20 NOVEMBRE ORE 20:30 PRESSO IL TEATRO COMUNALE DI BELLUNO SOTTO LA DIREZIONE DI ALESSANDRO ROSSI GLI STUDENTI DELLE SCUOLE IN RETE RAPPRESENTERANNO LO SPETTACOLO GIA' MOLTO APPREZZATO A VENEZIA IN OCCASIONE DELLE CELEBRAZIONI PER LA RICORRENZA DELLE STRAGI DI CAPACI

Cinque donne si ritrovano insieme dopo un lutto. Sono tutte legate tra di loro da un legame familiare: ci sono madri, figlie, sorelle, mogli. Cinque donne, cinque figure, figurine gettate sulla scena a recitare una parte che non gli si addice, una parte che forse - in fondo - non vogliono recitare. Sono donne che amano, che accudiscono e che soffrono. In silenzio.

Donne che non possono parlare. Almeno fino ad ora. Fino a quando la realtà non irrompe nella finzione.

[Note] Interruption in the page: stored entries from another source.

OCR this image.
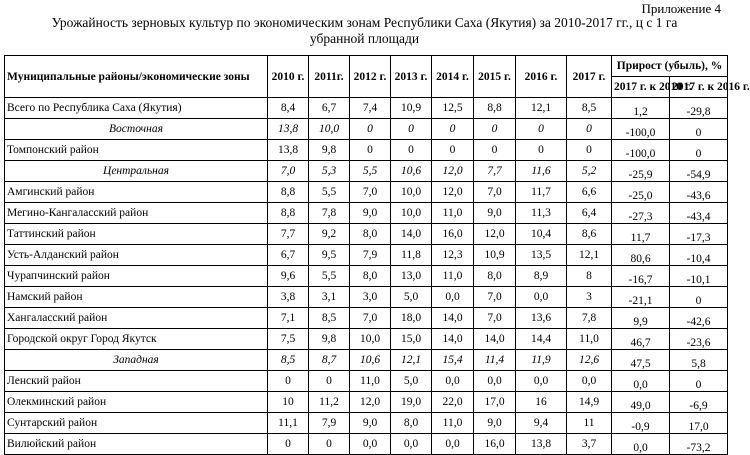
Приложение 4
Урожайность зерновых культур по экономическим зонам Республики Саха (Якутия) за 2010-2017 гг., ц с 1 га
убранной площади
Муниципальные районы/экономические зоны	2010 г.	2011г.	2012 г.	2013 г.	2014 г.	2015 г.	2016 г.	2017 г.	Прирост (убыль), %	
									2017 г. к 2010 г.	2017 г. к 2016 г.
Всего по Республика Саха (Якутия)	8,4	6,7	7,4	10,9	12,5	8,8	12,1	8,5	1,2	-29,8
Восточная	13,8	10,0	0	0	0	0	0	0	-100,0	0
Томпонский район	13,8	9,8	0	0	0	0	0	0	-100,0	0
Центральная	7,0	5,3	5,5	10,6	12,0	7,7	11,6	5,2	-25,9	-54,9
Амгинский район	8,8	5,5	7,0	10,0	12,0	7,0	11,7	6,6	-25,0	-43,6
Мегино-Кангаласский район	8,8	7,8	9,0	10,0	11,0	9,0	11,3	6,4	-27,3	-43,4
Таттинский район	7,7	9,2	8,0	14,0	16,0	12,0	10,4	8,6	11,7	-17,3
Усть-Алданский район	6,7	9,5	7,9	11,8	12,3	10,9	13,5	12,1	80,6	-10,4
Чурапчинский район	9,6	5,5	8,0	13,0	11,0	8,0	8,9	8	-16,7	-10,1
Намский район	3,8	3,1	3,0	5,0	0,0	7,0	0,0	3	-21,1	0
Хангаласский район	7,1	8,5	7,0	18,0	14,0	7,0	13,6	7,8	9,9	-42,6
Городской округ Город Якутск	7,5	9,8	10,0	15,0	14,0	14,0	14,4	11,0	46,7	-23,6
Западная	8,5	8,7	10,6	12,1	15,4	11,4	11,9	12,6	47,5	5,8
Ленский район	0	0	11,0	5,0	0,0	0,0	0,0	0,0	0,0	0
Олекминский район	10	11,2	12,0	19,0	22,0	17,0	16	14,9	49,0	-6,9
Сунтарский район	11,1	7,9	9,0	8,0	11,0	9,0	9,4	11	-0,9	17,0
Вилюйский район	0	0	0,0	0,0	0,0	16,0	13,8	3,7	0,0	-73,2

 "5 figurine" è una messa in scena tutta al femminile che trae ispirazione da diversi testi che raccontano le esperienze delle donne che con la mafia hanno convissuto e combattuto. E' un lavoro che prova a raccontare i sentimenti di 5 donne legate tra di loro da un "cordone familiare", che non si può spezzare e che utilizzando le tecniche del teatro gioca tra la realtà e la finzione.

La piéce nasce sotto la direzione di Alessandro Rossi all'interno del laboratorio "Teatro della legalità" delle Scuole in Rete per un Mondo di Solidarietà e Pace e scaturisce dalle suggestioni delle letture personali delle 5 studentesse, in particolare  sui testi: "Le Ribelli di Nando dalla Chiesa" e "Donne di mafia. Donne contro la Mafia di  Francesca Incandela".